Sleagle looked into his first officer’s eyes from across the long bridge deck and said earnestly, “The way this storm is shaping up, we’ll be lucky if we get out of here with just a small offering.”
October 30 – Coast Guard Station Panama
“Have you heard anything yet?” Josh Adams wasn’t all the way through the door before he asked the question.
The Coast Guard officer looked up from his desk with a grim countenance and shook his head. “Nothing.”
“How does a ship the size of Desdemonda vanish?”
Pfister pushed aside his computer keyboard and leaned back in his chair. “In a storm the size and power of Yolanda, anything can happen. It’s a big ocean. Big and wide and deep.” He stood up and walked to the window, propped his arm against the frame and stared out into the glare of sunshine. “Who knows, maybe we’ll find her. I wouldn’t hold my breath, but like I said, anything can happen.”
Josh reached in his pocket and brought out a folding knife with a black four-inch blade. The tang on the blade allowed him to open and close the knife with one smooth movement of his thumb. It was an old habit, opening and closing the blade repeatedly, to burn off nervous tension.

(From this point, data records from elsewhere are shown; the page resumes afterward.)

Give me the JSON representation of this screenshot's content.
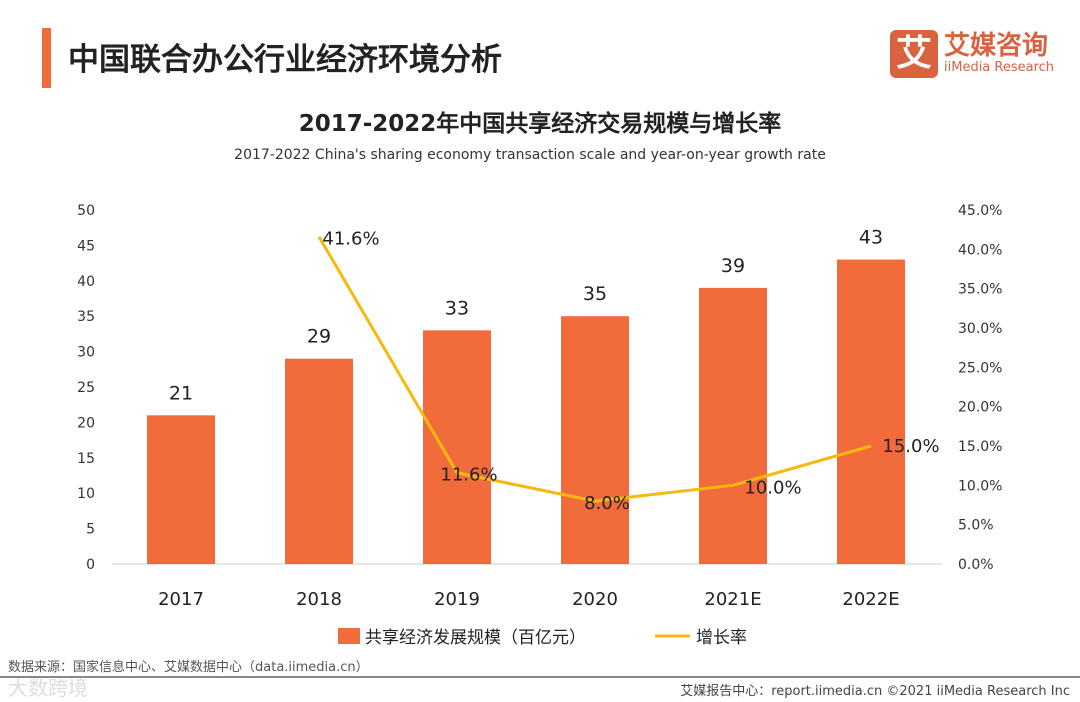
{
  "header": {
    "title": "中国联合办公行业经济环境分析"
  },
  "logo": {
    "mark": "艾",
    "cn": "艾媒咨询",
    "en": "iiMedia Research"
  },
  "chart_data": {
    "type": "bar+line",
    "title": "2017-2022年中国共享经济交易规模与增长率",
    "subtitle": "2017-2022 China's sharing economy transaction scale and year-on-year growth rate",
    "categories": [
      "2017",
      "2018",
      "2019",
      "2020",
      "2021E",
      "2022E"
    ],
    "series": [
      {
        "name": "共享经济发展规模（百亿元）",
        "type": "bar",
        "axis": "left",
        "color": "#f26b3a",
        "values": [
          21,
          29,
          33,
          35,
          39,
          43
        ],
        "labels": [
          "21",
          "29",
          "33",
          "35",
          "39",
          "43"
        ]
      },
      {
        "name": "增长率",
        "type": "line",
        "axis": "right",
        "color": "#f5b90f",
        "values": [
          null,
          41.6,
          11.6,
          8.0,
          10.0,
          15.0
        ],
        "labels": [
          "",
          "41.6%",
          "11.6%",
          "8.0%",
          "10.0%",
          "15.0%"
        ]
      }
    ],
    "ylim": [
      0,
      50
    ],
    "yticks": [
      "0",
      "5",
      "10",
      "15",
      "20",
      "25",
      "30",
      "35",
      "40",
      "45",
      "50"
    ],
    "y2lim": [
      0,
      45
    ],
    "y2ticks": [
      "0.0%",
      "5.0%",
      "10.0%",
      "15.0%",
      "20.0%",
      "25.0%",
      "30.0%",
      "35.0%",
      "40.0%",
      "45.0%"
    ],
    "legend": "bottom"
  },
  "source": "数据来源：国家信息中心、艾媒数据中心（data.iimedia.cn）",
  "watermark": "大数跨境",
  "footer": "艾媒报告中心：report.iimedia.cn   ©2021  iiMedia Research  Inc"
}
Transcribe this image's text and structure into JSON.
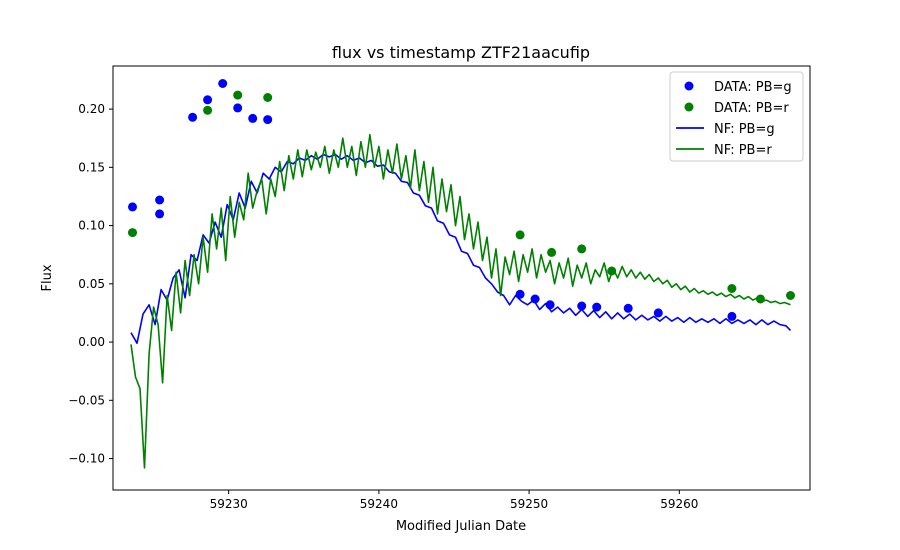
{
  "chart_data": {
    "type": "scatter",
    "title": "flux vs timestamp ZTF21aacufip",
    "xlabel": "Modified Julian Date",
    "ylabel": "Flux",
    "xlim": [
      59222.3,
      59268.7
    ],
    "ylim": [
      -0.127,
      0.237
    ],
    "xticks": [
      59230,
      59240,
      59250,
      59260
    ],
    "yticks": [
      -0.1,
      -0.05,
      0.0,
      0.05,
      0.1,
      0.15,
      0.2
    ],
    "xtick_labels": [
      "59230",
      "59240",
      "59250",
      "59260"
    ],
    "ytick_labels": [
      "−0.10",
      "−0.05",
      "0.00",
      "0.05",
      "0.10",
      "0.15",
      "0.20"
    ],
    "grid": false,
    "legend_position": "top-right",
    "scatter_series": [
      {
        "name": "DATA: PB=g",
        "color": "#0000ff",
        "points": [
          [
            59223.6,
            0.116
          ],
          [
            59225.4,
            0.122
          ],
          [
            59225.4,
            0.11
          ],
          [
            59227.6,
            0.193
          ],
          [
            59228.6,
            0.208
          ],
          [
            59229.6,
            0.222
          ],
          [
            59230.6,
            0.201
          ],
          [
            59231.6,
            0.192
          ],
          [
            59232.6,
            0.191
          ],
          [
            59249.4,
            0.041
          ],
          [
            59250.4,
            0.037
          ],
          [
            59251.4,
            0.032
          ],
          [
            59253.5,
            0.031
          ],
          [
            59254.5,
            0.03
          ],
          [
            59256.6,
            0.029
          ],
          [
            59258.6,
            0.025
          ],
          [
            59263.5,
            0.022
          ]
        ]
      },
      {
        "name": "DATA: PB=r",
        "color": "#008000",
        "points": [
          [
            59223.6,
            0.094
          ],
          [
            59228.6,
            0.199
          ],
          [
            59230.6,
            0.212
          ],
          [
            59232.6,
            0.21
          ],
          [
            59249.4,
            0.092
          ],
          [
            59251.5,
            0.077
          ],
          [
            59253.5,
            0.08
          ],
          [
            59255.5,
            0.061
          ],
          [
            59263.5,
            0.046
          ],
          [
            59265.4,
            0.037
          ],
          [
            59267.4,
            0.04
          ]
        ]
      }
    ],
    "line_series": [
      {
        "name": "NF: PB=g",
        "color": "#0000ff",
        "points": [
          [
            59223.5,
            0.008
          ],
          [
            59223.9,
            -0.001
          ],
          [
            59224.3,
            0.024
          ],
          [
            59224.7,
            0.032
          ],
          [
            59225.1,
            0.015
          ],
          [
            59225.5,
            0.045
          ],
          [
            59225.9,
            0.036
          ],
          [
            59226.3,
            0.055
          ],
          [
            59226.7,
            0.062
          ],
          [
            59227.1,
            0.038
          ],
          [
            59227.5,
            0.075
          ],
          [
            59227.9,
            0.07
          ],
          [
            59228.3,
            0.092
          ],
          [
            59228.7,
            0.085
          ],
          [
            59229.1,
            0.103
          ],
          [
            59229.5,
            0.09
          ],
          [
            59229.9,
            0.118
          ],
          [
            59230.3,
            0.105
          ],
          [
            59230.7,
            0.128
          ],
          [
            59231.1,
            0.115
          ],
          [
            59231.5,
            0.138
          ],
          [
            59231.9,
            0.128
          ],
          [
            59232.3,
            0.145
          ],
          [
            59232.7,
            0.14
          ],
          [
            59233.1,
            0.15
          ],
          [
            59233.5,
            0.146
          ],
          [
            59233.9,
            0.155
          ],
          [
            59234.3,
            0.153
          ],
          [
            59234.7,
            0.158
          ],
          [
            59235.1,
            0.156
          ],
          [
            59235.5,
            0.16
          ],
          [
            59235.9,
            0.157
          ],
          [
            59236.3,
            0.161
          ],
          [
            59236.7,
            0.159
          ],
          [
            59237.1,
            0.161
          ],
          [
            59237.5,
            0.157
          ],
          [
            59237.9,
            0.16
          ],
          [
            59238.3,
            0.156
          ],
          [
            59238.7,
            0.158
          ],
          [
            59239.1,
            0.154
          ],
          [
            59239.5,
            0.156
          ],
          [
            59239.9,
            0.151
          ],
          [
            59240.3,
            0.152
          ],
          [
            59240.7,
            0.146
          ],
          [
            59241.1,
            0.145
          ],
          [
            59241.5,
            0.138
          ],
          [
            59241.9,
            0.137
          ],
          [
            59242.3,
            0.128
          ],
          [
            59242.7,
            0.126
          ],
          [
            59243.1,
            0.117
          ],
          [
            59243.5,
            0.115
          ],
          [
            59243.9,
            0.104
          ],
          [
            59244.3,
            0.102
          ],
          [
            59244.7,
            0.092
          ],
          [
            59245.1,
            0.09
          ],
          [
            59245.5,
            0.078
          ],
          [
            59245.9,
            0.076
          ],
          [
            59246.3,
            0.066
          ],
          [
            59246.7,
            0.064
          ],
          [
            59247.1,
            0.055
          ],
          [
            59247.5,
            0.05
          ],
          [
            59247.9,
            0.043
          ],
          [
            59248.3,
            0.04
          ],
          [
            59248.7,
            0.032
          ],
          [
            59249.1,
            0.04
          ],
          [
            59249.5,
            0.035
          ],
          [
            59249.9,
            0.032
          ],
          [
            59250.3,
            0.036
          ],
          [
            59250.7,
            0.028
          ],
          [
            59251.1,
            0.033
          ],
          [
            59251.5,
            0.026
          ],
          [
            59251.9,
            0.03
          ],
          [
            59252.3,
            0.025
          ],
          [
            59252.7,
            0.029
          ],
          [
            59253.1,
            0.023
          ],
          [
            59253.5,
            0.028
          ],
          [
            59253.9,
            0.022
          ],
          [
            59254.3,
            0.027
          ],
          [
            59254.7,
            0.021
          ],
          [
            59255.1,
            0.026
          ],
          [
            59255.5,
            0.02
          ],
          [
            59255.9,
            0.025
          ],
          [
            59256.3,
            0.02
          ],
          [
            59256.7,
            0.024
          ],
          [
            59257.1,
            0.019
          ],
          [
            59257.5,
            0.023
          ],
          [
            59257.9,
            0.019
          ],
          [
            59258.3,
            0.022
          ],
          [
            59258.7,
            0.018
          ],
          [
            59259.1,
            0.022
          ],
          [
            59259.5,
            0.018
          ],
          [
            59259.9,
            0.021
          ],
          [
            59260.3,
            0.017
          ],
          [
            59260.7,
            0.021
          ],
          [
            59261.1,
            0.017
          ],
          [
            59261.5,
            0.02
          ],
          [
            59261.9,
            0.017
          ],
          [
            59262.3,
            0.02
          ],
          [
            59262.7,
            0.016
          ],
          [
            59263.1,
            0.02
          ],
          [
            59263.5,
            0.016
          ],
          [
            59263.9,
            0.019
          ],
          [
            59264.3,
            0.016
          ],
          [
            59264.7,
            0.019
          ],
          [
            59265.1,
            0.015
          ],
          [
            59265.5,
            0.019
          ],
          [
            59265.9,
            0.015
          ],
          [
            59266.3,
            0.018
          ],
          [
            59266.7,
            0.015
          ],
          [
            59267.1,
            0.014
          ],
          [
            59267.4,
            0.01
          ]
        ]
      },
      {
        "name": "NF: PB=r",
        "color": "#008000",
        "points": [
          [
            59223.5,
            -0.002
          ],
          [
            59223.8,
            -0.03
          ],
          [
            59224.1,
            -0.04
          ],
          [
            59224.4,
            -0.108
          ],
          [
            59224.7,
            -0.01
          ],
          [
            59225.0,
            0.03
          ],
          [
            59225.3,
            0.015
          ],
          [
            59225.6,
            -0.035
          ],
          [
            59225.9,
            0.04
          ],
          [
            59226.2,
            0.01
          ],
          [
            59226.5,
            0.06
          ],
          [
            59226.8,
            0.025
          ],
          [
            59227.1,
            0.07
          ],
          [
            59227.4,
            0.04
          ],
          [
            59227.7,
            0.075
          ],
          [
            59228.0,
            0.05
          ],
          [
            59228.3,
            0.09
          ],
          [
            59228.6,
            0.06
          ],
          [
            59228.9,
            0.11
          ],
          [
            59229.2,
            0.08
          ],
          [
            59229.5,
            0.115
          ],
          [
            59229.8,
            0.07
          ],
          [
            59230.1,
            0.125
          ],
          [
            59230.4,
            0.09
          ],
          [
            59230.7,
            0.12
          ],
          [
            59231.0,
            0.105
          ],
          [
            59231.3,
            0.145
          ],
          [
            59231.6,
            0.115
          ],
          [
            59231.9,
            0.13
          ],
          [
            59232.2,
            0.14
          ],
          [
            59232.5,
            0.11
          ],
          [
            59232.8,
            0.14
          ],
          [
            59233.1,
            0.125
          ],
          [
            59233.4,
            0.155
          ],
          [
            59233.7,
            0.13
          ],
          [
            59234.0,
            0.16
          ],
          [
            59234.3,
            0.14
          ],
          [
            59234.6,
            0.165
          ],
          [
            59234.9,
            0.142
          ],
          [
            59235.2,
            0.165
          ],
          [
            59235.5,
            0.148
          ],
          [
            59235.8,
            0.163
          ],
          [
            59236.1,
            0.15
          ],
          [
            59236.4,
            0.168
          ],
          [
            59236.7,
            0.145
          ],
          [
            59237.0,
            0.165
          ],
          [
            59237.3,
            0.15
          ],
          [
            59237.6,
            0.175
          ],
          [
            59237.9,
            0.15
          ],
          [
            59238.2,
            0.168
          ],
          [
            59238.5,
            0.143
          ],
          [
            59238.8,
            0.172
          ],
          [
            59239.1,
            0.15
          ],
          [
            59239.4,
            0.178
          ],
          [
            59239.7,
            0.15
          ],
          [
            59240.0,
            0.168
          ],
          [
            59240.3,
            0.14
          ],
          [
            59240.6,
            0.165
          ],
          [
            59240.9,
            0.145
          ],
          [
            59241.2,
            0.17
          ],
          [
            59241.5,
            0.14
          ],
          [
            59241.8,
            0.16
          ],
          [
            59242.1,
            0.132
          ],
          [
            59242.4,
            0.165
          ],
          [
            59242.7,
            0.13
          ],
          [
            59243.0,
            0.155
          ],
          [
            59243.3,
            0.12
          ],
          [
            59243.6,
            0.15
          ],
          [
            59243.9,
            0.11
          ],
          [
            59244.2,
            0.14
          ],
          [
            59244.5,
            0.112
          ],
          [
            59244.8,
            0.135
          ],
          [
            59245.1,
            0.1
          ],
          [
            59245.4,
            0.125
          ],
          [
            59245.7,
            0.088
          ],
          [
            59246.0,
            0.11
          ],
          [
            59246.3,
            0.08
          ],
          [
            59246.6,
            0.103
          ],
          [
            59246.9,
            0.07
          ],
          [
            59247.2,
            0.09
          ],
          [
            59247.5,
            0.055
          ],
          [
            59247.8,
            0.08
          ],
          [
            59248.1,
            0.04
          ],
          [
            59248.4,
            0.073
          ],
          [
            59248.7,
            0.058
          ],
          [
            59249.0,
            0.078
          ],
          [
            59249.3,
            0.052
          ],
          [
            59249.6,
            0.075
          ],
          [
            59249.9,
            0.06
          ],
          [
            59250.2,
            0.08
          ],
          [
            59250.5,
            0.055
          ],
          [
            59250.8,
            0.075
          ],
          [
            59251.1,
            0.06
          ],
          [
            59251.4,
            0.07
          ],
          [
            59251.7,
            0.05
          ],
          [
            59252.0,
            0.068
          ],
          [
            59252.3,
            0.055
          ],
          [
            59252.6,
            0.072
          ],
          [
            59252.9,
            0.048
          ],
          [
            59253.2,
            0.066
          ],
          [
            59253.5,
            0.055
          ],
          [
            59253.8,
            0.068
          ],
          [
            59254.1,
            0.05
          ],
          [
            59254.4,
            0.062
          ],
          [
            59254.7,
            0.056
          ],
          [
            59255.0,
            0.068
          ],
          [
            59255.3,
            0.052
          ],
          [
            59255.6,
            0.063
          ],
          [
            59255.9,
            0.055
          ],
          [
            59256.2,
            0.065
          ],
          [
            59256.5,
            0.056
          ],
          [
            59256.8,
            0.062
          ],
          [
            59257.1,
            0.055
          ],
          [
            59257.4,
            0.06
          ],
          [
            59257.7,
            0.054
          ],
          [
            59258.0,
            0.058
          ],
          [
            59258.3,
            0.052
          ],
          [
            59258.6,
            0.055
          ],
          [
            59258.9,
            0.05
          ],
          [
            59259.2,
            0.053
          ],
          [
            59259.5,
            0.047
          ],
          [
            59259.8,
            0.05
          ],
          [
            59260.1,
            0.045
          ],
          [
            59260.4,
            0.048
          ],
          [
            59260.7,
            0.043
          ],
          [
            59261.0,
            0.046
          ],
          [
            59261.3,
            0.042
          ],
          [
            59261.6,
            0.044
          ],
          [
            59261.9,
            0.041
          ],
          [
            59262.2,
            0.043
          ],
          [
            59262.5,
            0.04
          ],
          [
            59262.8,
            0.042
          ],
          [
            59263.1,
            0.039
          ],
          [
            59263.4,
            0.041
          ],
          [
            59263.7,
            0.038
          ],
          [
            59264.0,
            0.04
          ],
          [
            59264.3,
            0.037
          ],
          [
            59264.6,
            0.039
          ],
          [
            59264.9,
            0.036
          ],
          [
            59265.2,
            0.038
          ],
          [
            59265.5,
            0.035
          ],
          [
            59265.8,
            0.036
          ],
          [
            59266.1,
            0.034
          ],
          [
            59266.4,
            0.035
          ],
          [
            59266.7,
            0.033
          ],
          [
            59267.0,
            0.034
          ],
          [
            59267.4,
            0.032
          ]
        ]
      }
    ],
    "legend": [
      {
        "label": "DATA: PB=g",
        "kind": "marker",
        "color": "#0000ff"
      },
      {
        "label": "DATA: PB=r",
        "kind": "marker",
        "color": "#008000"
      },
      {
        "label": "NF: PB=g",
        "kind": "line",
        "color": "#0000ff"
      },
      {
        "label": "NF: PB=r",
        "kind": "line",
        "color": "#008000"
      }
    ]
  }
}
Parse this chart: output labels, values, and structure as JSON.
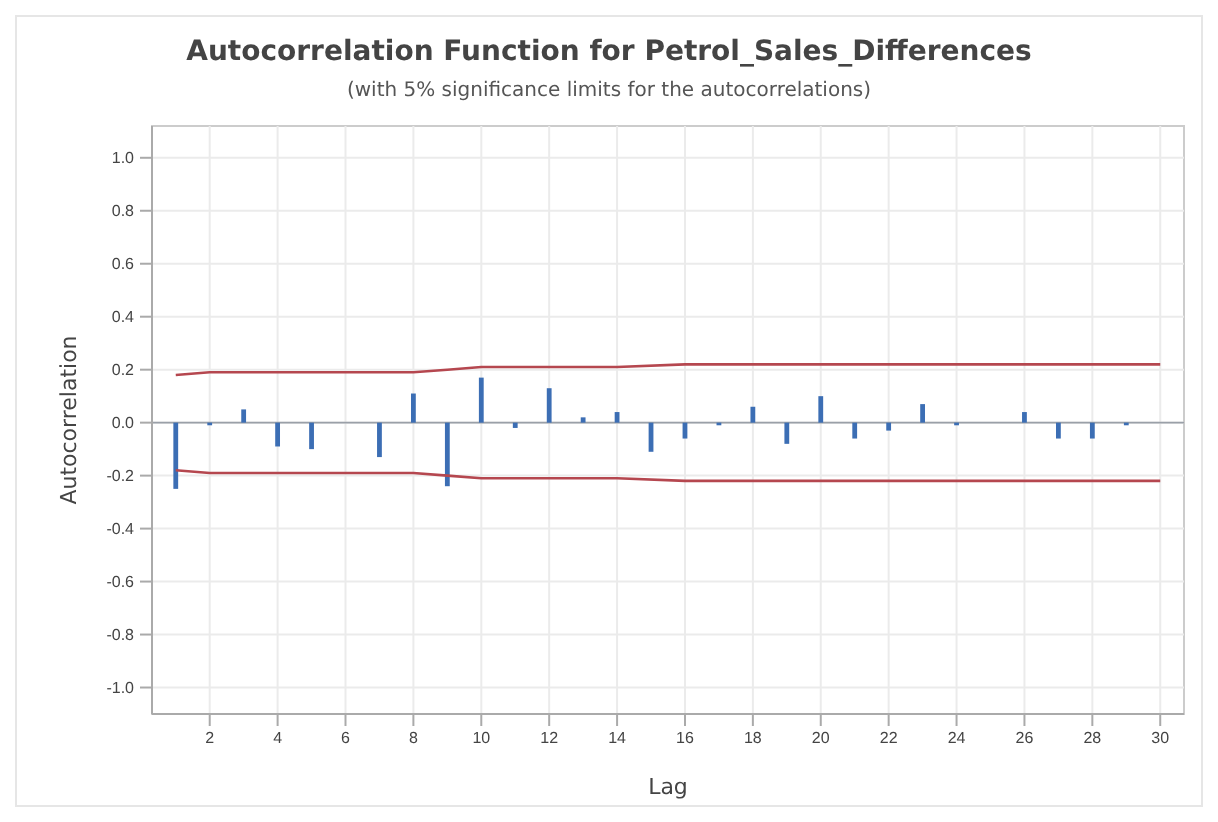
{
  "chart_data": {
    "type": "bar",
    "title": "Autocorrelation Function for Petrol_Sales_Differences",
    "subtitle": "(with 5% significance limits for the autocorrelations)",
    "xlabel": "Lag",
    "ylabel": "Autocorrelation",
    "x": [
      1,
      2,
      3,
      4,
      5,
      6,
      7,
      8,
      9,
      10,
      11,
      12,
      13,
      14,
      15,
      16,
      17,
      18,
      19,
      20,
      21,
      22,
      23,
      24,
      25,
      26,
      27,
      28,
      29
    ],
    "series": [
      {
        "color": "#3c6eb4",
        "values": [
          -0.25,
          -0.01,
          0.05,
          -0.09,
          -0.1,
          0.0,
          -0.13,
          0.11,
          -0.24,
          0.17,
          -0.02,
          0.13,
          0.02,
          0.04,
          -0.11,
          -0.06,
          -0.01,
          0.06,
          -0.08,
          0.1,
          -0.06,
          -0.03,
          0.07,
          -0.01,
          0.0,
          0.04,
          -0.06,
          -0.06,
          -0.01
        ]
      },
      {
        "type": "line",
        "color": "#b5474f",
        "x": [
          1,
          2,
          4,
          6,
          8,
          9,
          10,
          12,
          14,
          16,
          18,
          20,
          22,
          24,
          26,
          28,
          30
        ],
        "values": [
          0.18,
          0.19,
          0.19,
          0.19,
          0.19,
          0.2,
          0.21,
          0.21,
          0.21,
          0.22,
          0.22,
          0.22,
          0.22,
          0.22,
          0.22,
          0.22,
          0.22
        ]
      },
      {
        "type": "line",
        "color": "#b5474f",
        "x": [
          1,
          2,
          4,
          6,
          8,
          9,
          10,
          12,
          14,
          16,
          18,
          20,
          22,
          24,
          26,
          28,
          30
        ],
        "values": [
          -0.18,
          -0.19,
          -0.19,
          -0.19,
          -0.19,
          -0.2,
          -0.21,
          -0.21,
          -0.21,
          -0.22,
          -0.22,
          -0.22,
          -0.22,
          -0.22,
          -0.22,
          -0.22,
          -0.22
        ]
      }
    ],
    "ref_lines": [
      {
        "axis": "y",
        "value": 0,
        "color": "#9aa0a8"
      }
    ],
    "xlim": [
      0.3,
      30.7
    ],
    "xticks": [
      2,
      4,
      6,
      8,
      10,
      12,
      14,
      16,
      18,
      20,
      22,
      24,
      26,
      28,
      30
    ],
    "ylim": [
      -1.1,
      1.12
    ],
    "yticks": [
      {
        "value": -1,
        "label": "-1.0"
      },
      {
        "value": -0.8,
        "label": "-0.8"
      },
      {
        "value": -0.6,
        "label": "-0.6"
      },
      {
        "value": -0.4,
        "label": "-0.4"
      },
      {
        "value": -0.2,
        "label": "-0.2"
      },
      {
        "value": 0,
        "label": "0.0"
      },
      {
        "value": 0.2,
        "label": "0.2"
      },
      {
        "value": 0.4,
        "label": "0.4"
      },
      {
        "value": 0.6,
        "label": "0.6"
      },
      {
        "value": 0.8,
        "label": "0.8"
      },
      {
        "value": 1,
        "label": "1.0"
      }
    ],
    "grid": true
  }
}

“How many search planes are up?”
“Three.” Pfister pushed away from the window and returned to his chair. “They’ve been flying patterns since first light. I don’t have time to give you a whole course on search-and-rescue mission planning and conduct, but I’ll give you the one-minute version. Pull up a chair.” He swiveled his computer screen around so Josh could see it.
Josh settled into the seat and leaned forward toward the monitor.
Pfister pointed at a spot on the screen. “Radio communications were lost here.” Then he shifted his finger to another point. “But this is what we consider the LKP – the last known position of the ship. It was a full two hours after loss of radio contact. Coordinates at this position were derived from the GPS integral to the ship’s EPIRB – the Emergency Position Indicating Radio Beacon. The EPIRB can be activated manually, or it fires automatically if submerged. Calculating the time of eleven hours, eighteen minutes from the LKP, and factoring the prevailing sea current set and drift and the wind speed and direction, we extrapolated the predicted position of the ship at the time the search was initiated, which is where we began the search. There has been no radar contact.”